Tags: Sliding Window Medium Two Pointers

Links: https://leetcode.com/problems/permutation-in-string/

Given two strings s1 and s2, write a function to return true if s2 contains the permutation of s1. In other words, one of the first string's permutations is the substring of the second string.

Example 1:

Input: s1 = "ab" s2 = "eidbaooo"
Output: True
Explanation: s2 contains one permutation of s1 ("ba").

Example 2:

Input:s1= "ab" s2 = "eidboaoo"
Output: False

Note:

  1. The input strings only contain lower case letters.
  2. The length of both given strings is in range [1, 10,000].
class Solution {
public:
    bool checkInclusion(string s1, string s2) {
        std::ios_base::sync_with_stdio(false);
        cin.tie(NULL);
        cout.tie(NULL);

        if (s2.size() < s1.size()) return false;

        vector<int> m(26);
        for (int i = 0; i < s1.size(); ++i) {
            ++m[s1[i] - 'a'];    
        }

        vector<int> tmp(26);
        int len = s2.size();
        int start = 0, end = s1.size() - 1;
        for (int i = start; i <= end; ++i) {
           ++tmp[s2[i] - 'a']; 
        }
        if (judge(m, tmp)) return true;

        while (++end < len) {
            ++tmp[s2[end] - 'a'];
            --tmp[s2[start++] - 'a'];
            if (judge(m, tmp)) return true;
        }

        return false;
    }

    inline bool judge(const vector<int> & v1, const vector<int> & v2)
    {
        for (int i = 0; i < 26; ++i) {
            if (v1[i] ^ v2[i]) return false;
        }

        return true;
    }
};

Runtime: 0 ms, faster than 100.00% of C++ online submissions for Permutation in String.
Memory Usage: 9.7 MB, less than 50.00% of C++ online submissions for Permutation in String.
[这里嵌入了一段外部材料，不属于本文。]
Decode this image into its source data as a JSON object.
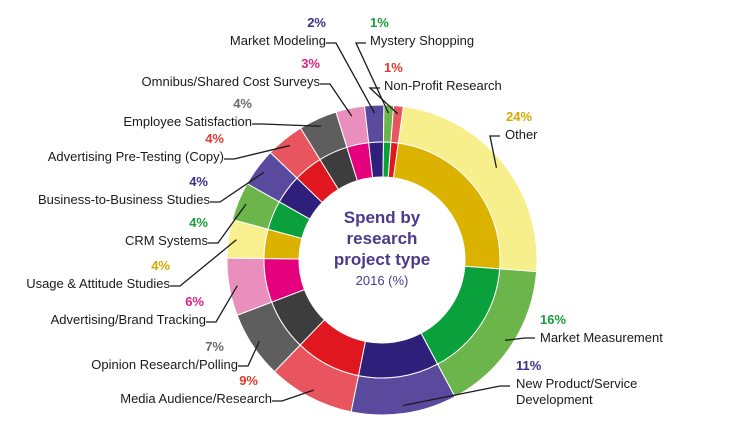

尺取法。让在s2内的[start, end]区间长度和s1相同,如果是一个全排列,那么必然包含相同的字母以及数量,因为只有小写字母,那么就维护一个长度为26的数组即可。每次只需比较数组是否完全相同即可。

每次让数区间向后移动一个单位,并判断,时间复杂度O(l1+26*(l2-l1))。空间复杂度,因为为常数26,所以空间复杂度是O(1)

class Solution {
public:
    bool checkInclusion(string s1, string s2) {
        std::ios_base::sync_with_stdio(false);
        cin.tie(NULL);
        cout.tie(NULL);

        vector<int> pattern(26, 0), text(26, 0);
        for (auto &e : s1) ++pattern[e - 'a'];

        int m = s1.size(), n = s2.size();
        if (n < s1.size()) return false;
        for (int i = 0; i < m; ++i) ++text[s2[i] - 'a'];

        int start = 0, end = m - 1;

        while (true) {
            if (text == pattern) return true;
            --text[s2[start++] - 'a'];
            ++end;
            if (end >= n) break;
            ++text[s2[end] - 'a'];
        }

        return false;
    }
};